The captain seemed well able to make his immediate demands understood. On the face of it, Unrivalled was a smart and disciplined ship. On the face of it. But Cristie knew that it was only on the surface. Until men were truly tested to the limit, they would not know. She was still a new ship, and like any other was only as strong as the men who served her, and the chain of command which directed them as surely as any rudder. Unless.
The captain was here now, his old seagoing coat flapping in the wind, the dark hair pressed against his face by the flying spray. Even that looked like droplets of copper in the strange light.
“Let her fall off a point, Mr Cristie! Steer south-west-by-south!”
More men ran across to halliards and braces, some only half-dressed after the urgent call for all hands.
Cristie shouted, “Still backing a piece, sir! She’ll not hold this close to the wind for much longer!”

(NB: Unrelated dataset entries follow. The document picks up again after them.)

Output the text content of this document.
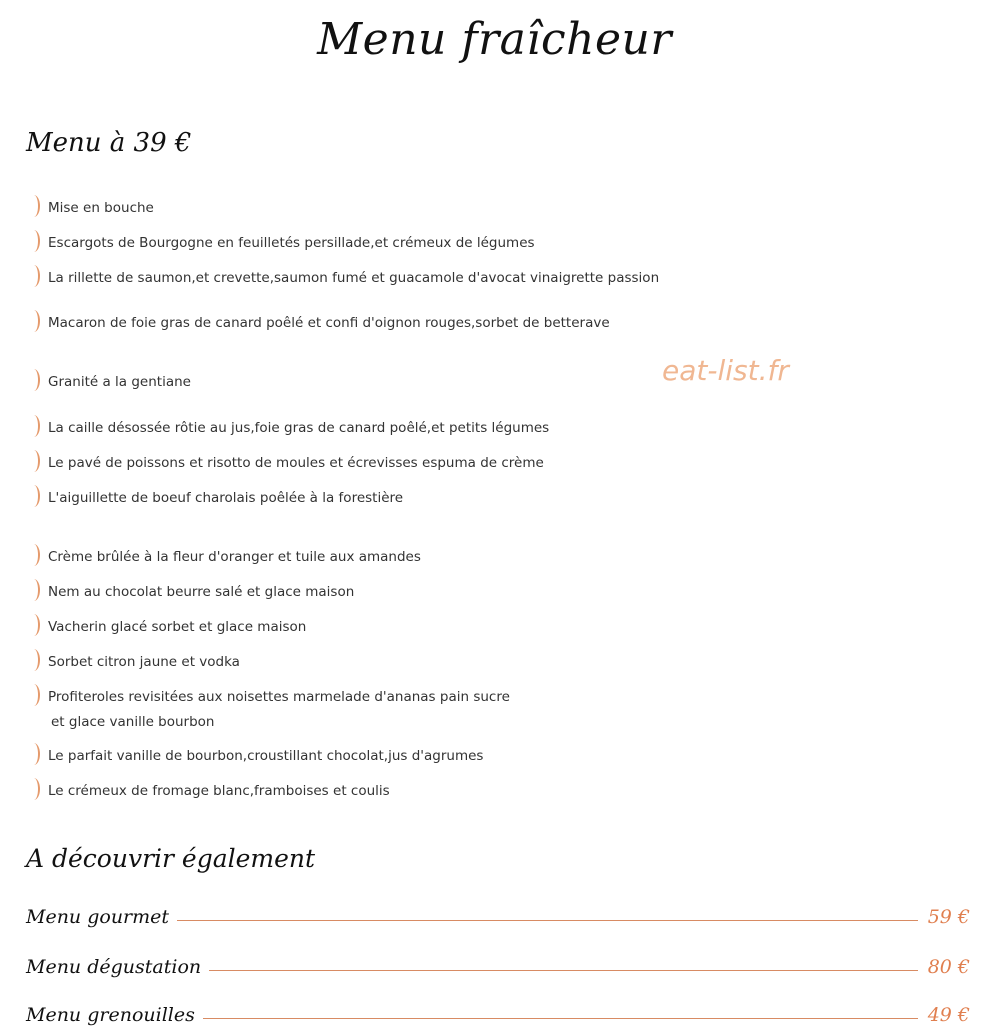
Menu fraîcheur
Menu à 39 €
Mise en bouche
Escargots de Bourgogne en feuilletés persillade,et crémeux de légumes
La rillette de saumon,et crevette,saumon fumé et guacamole d'avocat vinaigrette passion
Macaron de foie gras de canard poêlé et confi d'oignon rouges,sorbet de betterave
Granité a la gentiane
La caille désossée rôtie au jus,foie gras de canard poêlé,et petits légumes
Le pavé de poissons et risotto de moules et écrevisses espuma de crème
L'aiguillette de boeuf charolais poêlée à la forestière
Crème brûlée à la fleur d'oranger et tuile aux amandes
Nem au chocolat beurre salé et glace maison
Vacherin glacé sorbet et glace maison
Sorbet citron jaune et vodka
Profiteroles revisitées aux noisettes marmelade d'ananas pain sucre
et glace vanille bourbon
Le parfait vanille de bourbon,croustillant chocolat,jus d'agrumes
Le crémeux de fromage blanc,framboises et coulis
eat-list.fr
A découvrir également
Menu gourmet	59 €
Menu dégustation	80 €
Menu grenouilles	49 €
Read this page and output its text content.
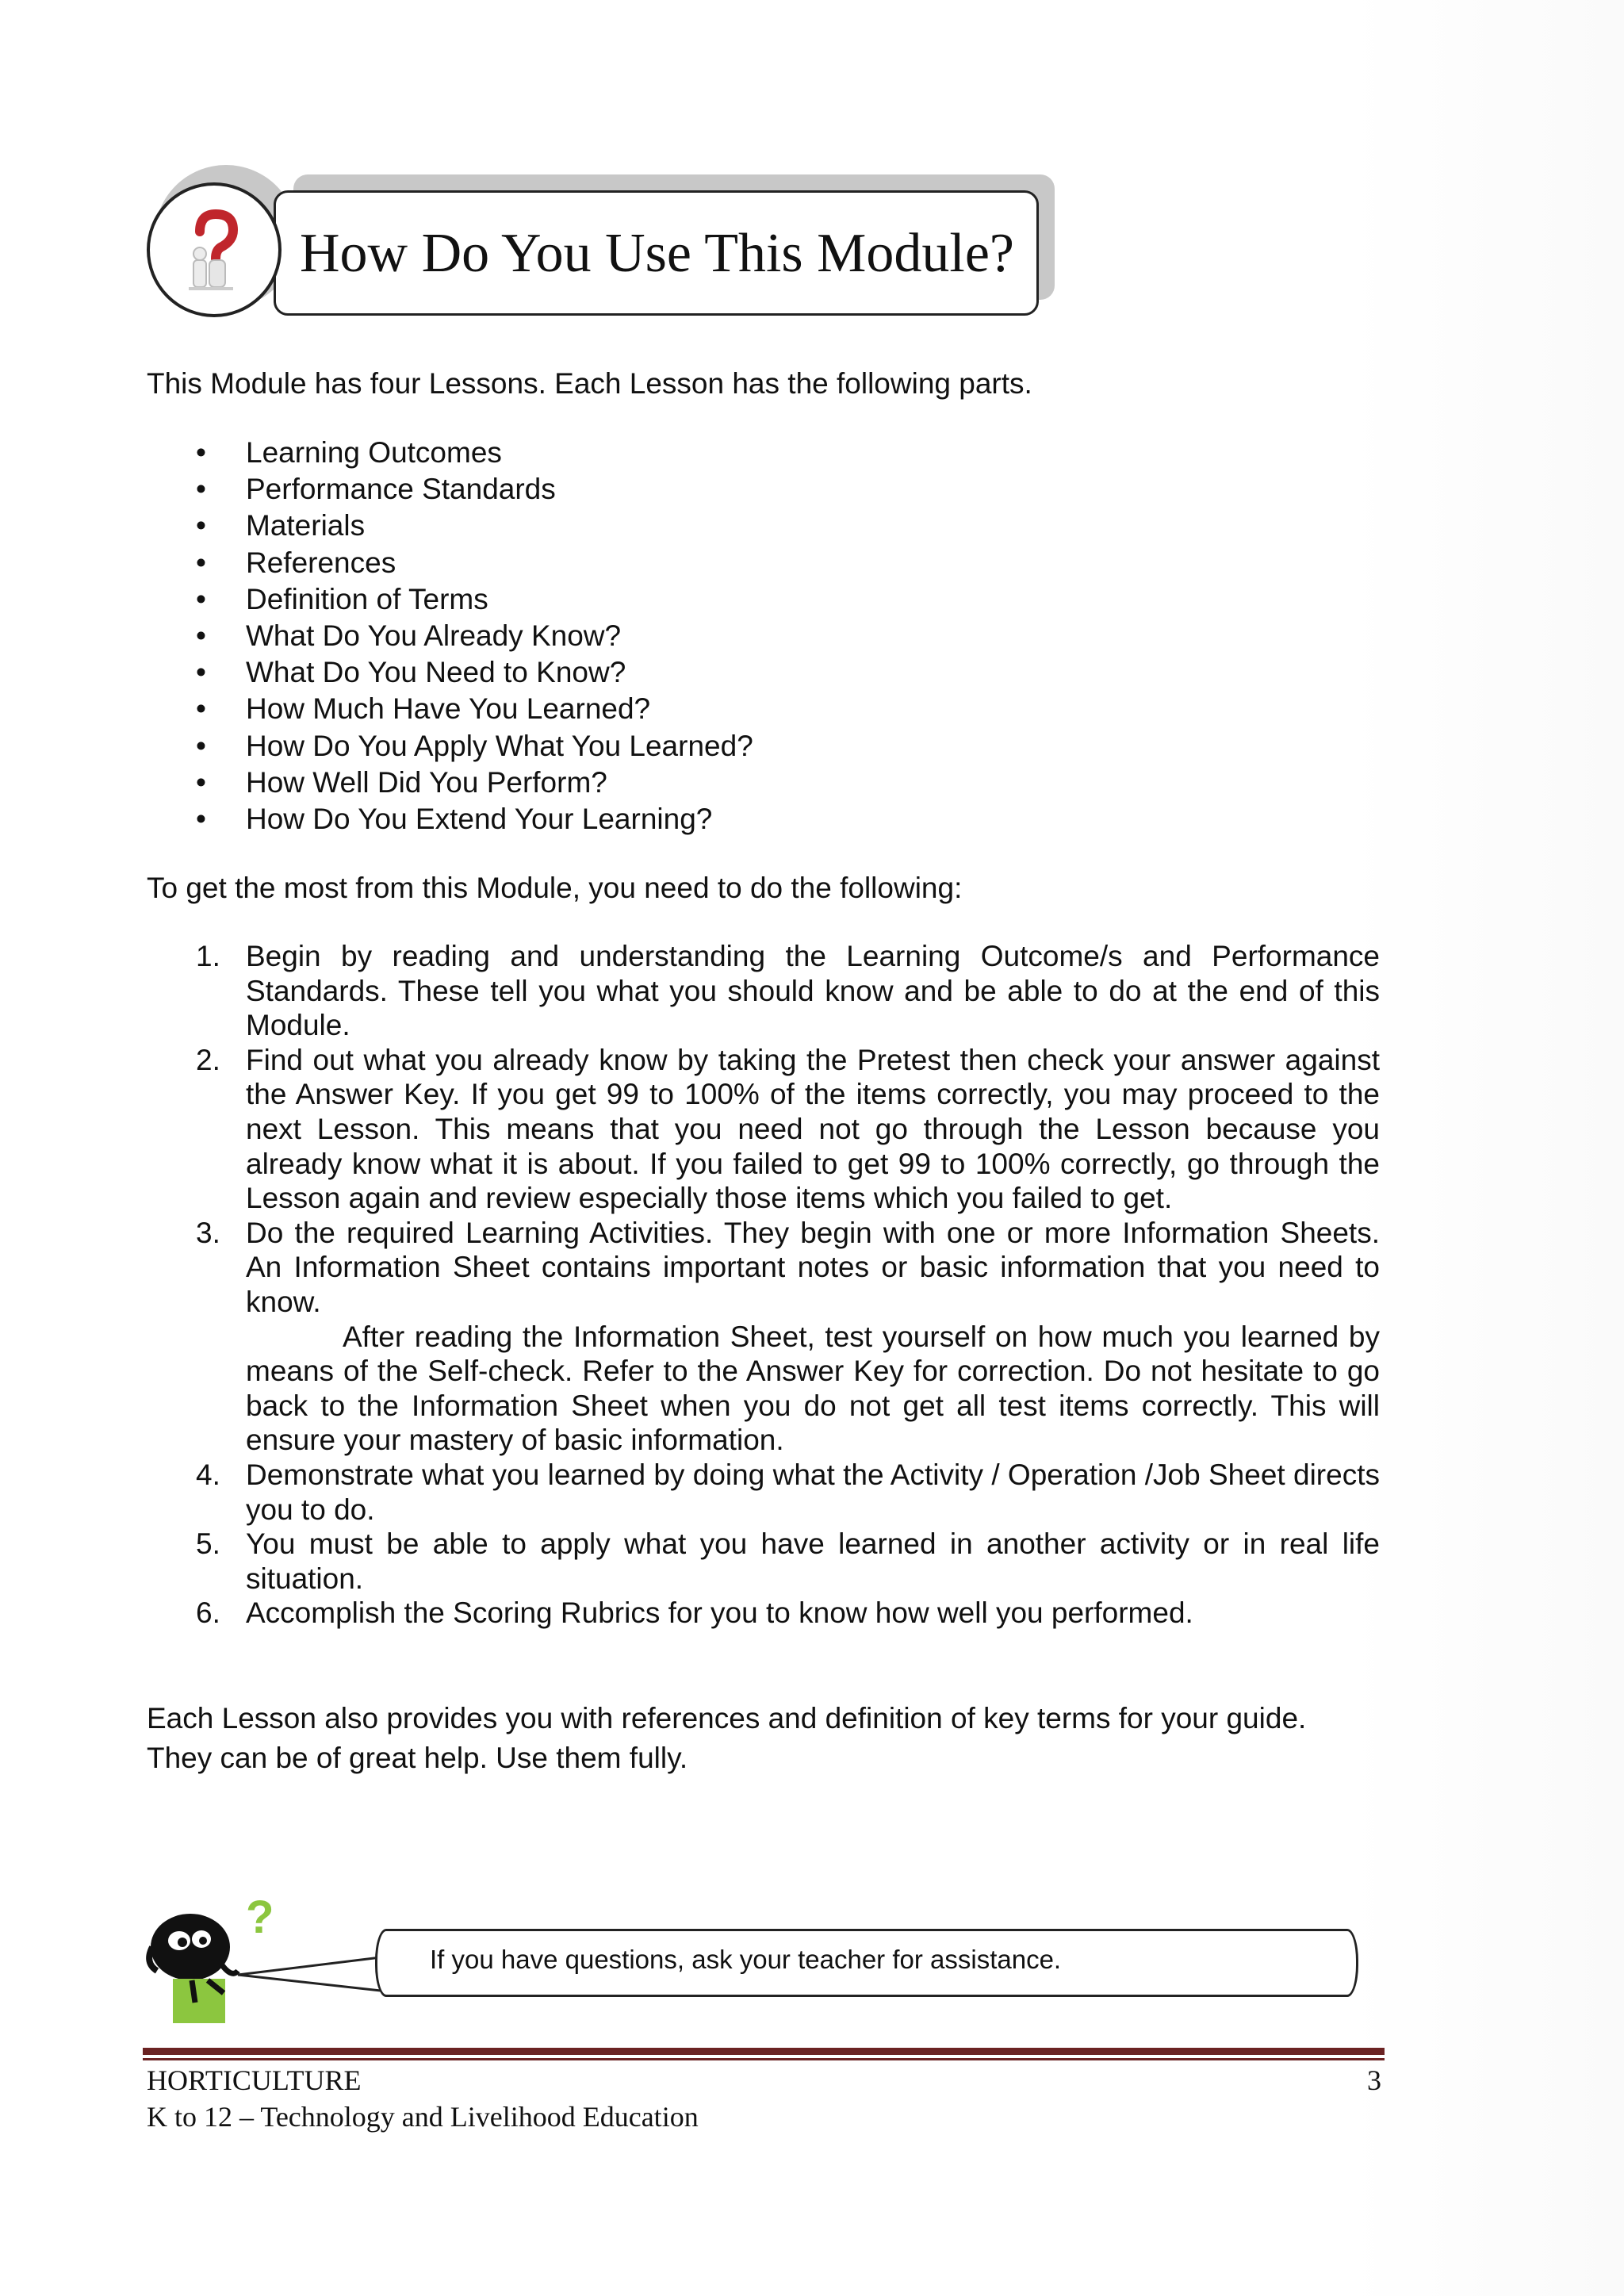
How Do You Use This Module?
This Module has four Lessons. Each Lesson has the following parts.
• Learning Outcomes
• Performance Standards
• Materials
• References
• Definition of Terms
• What Do You Already Know?
• What Do You Need to Know?
• How Much Have You Learned?
• How Do You Apply What You Learned?
• How Well Did You Perform?
• How Do You Extend Your Learning?
To get the most from this Module, you need to do the following:
1. Begin by reading and understanding the Learning Outcome/s and Performance Standards. These tell you what you should know and be able to do at the end of this Module.

2. Find out what you already know by taking the Pretest then check your answer against the Answer Key. If you get 99 to 100% of the items correctly, you may proceed to the next Lesson. This means that you need not go through the Lesson because you already know what it is about. If you failed to get 99 to 100% correctly, go through the Lesson again and review especially those items which you failed to get.

3. Do the required Learning Activities. They begin with one or more Information Sheets. An Information Sheet contains important notes or basic information that you need to know.

After reading the Information Sheet, test yourself on how much you learned by means of the Self-check. Refer to the Answer Key for correction. Do not hesitate to go back to the Information Sheet when you do not get all test items correctly. This will ensure your mastery of basic information.

4. Demonstrate what you learned by doing what the Activity / Operation /Job Sheet directs you to do.

5. You must be able to apply what you have learned in another activity or in real life situation.

6. Accomplish the Scoring Rubrics for you to know how well you performed.

Each Lesson also provides you with references and definition of key terms for your guide.
They can be of great help. Use them fully.
?
If you have questions, ask your teacher for assistance.
HORTICULTURE
K to 12 – Technology and Livelihood Education
3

The captain seemed to hang on to his words, then swung round to face him. Cristie tested the moment, as he would a sounding or a compass bearing.
“We could come about and run with it, sir.” He hesitated, his mind grappling with the crack and thunder of canvas, the drone of straining rigging. “Or we could lie to under close-reefed main tops’l!”
Galbraith was yelling for more hands, and a few anonymous figures were in the mizzen top, cutting away broken cordage.
Cristie heard the captain say, “No. We’ll hold as close as we can.” He was staring up at the swaying yards, the sickening motion making each plunge seem as if the ship were out of control.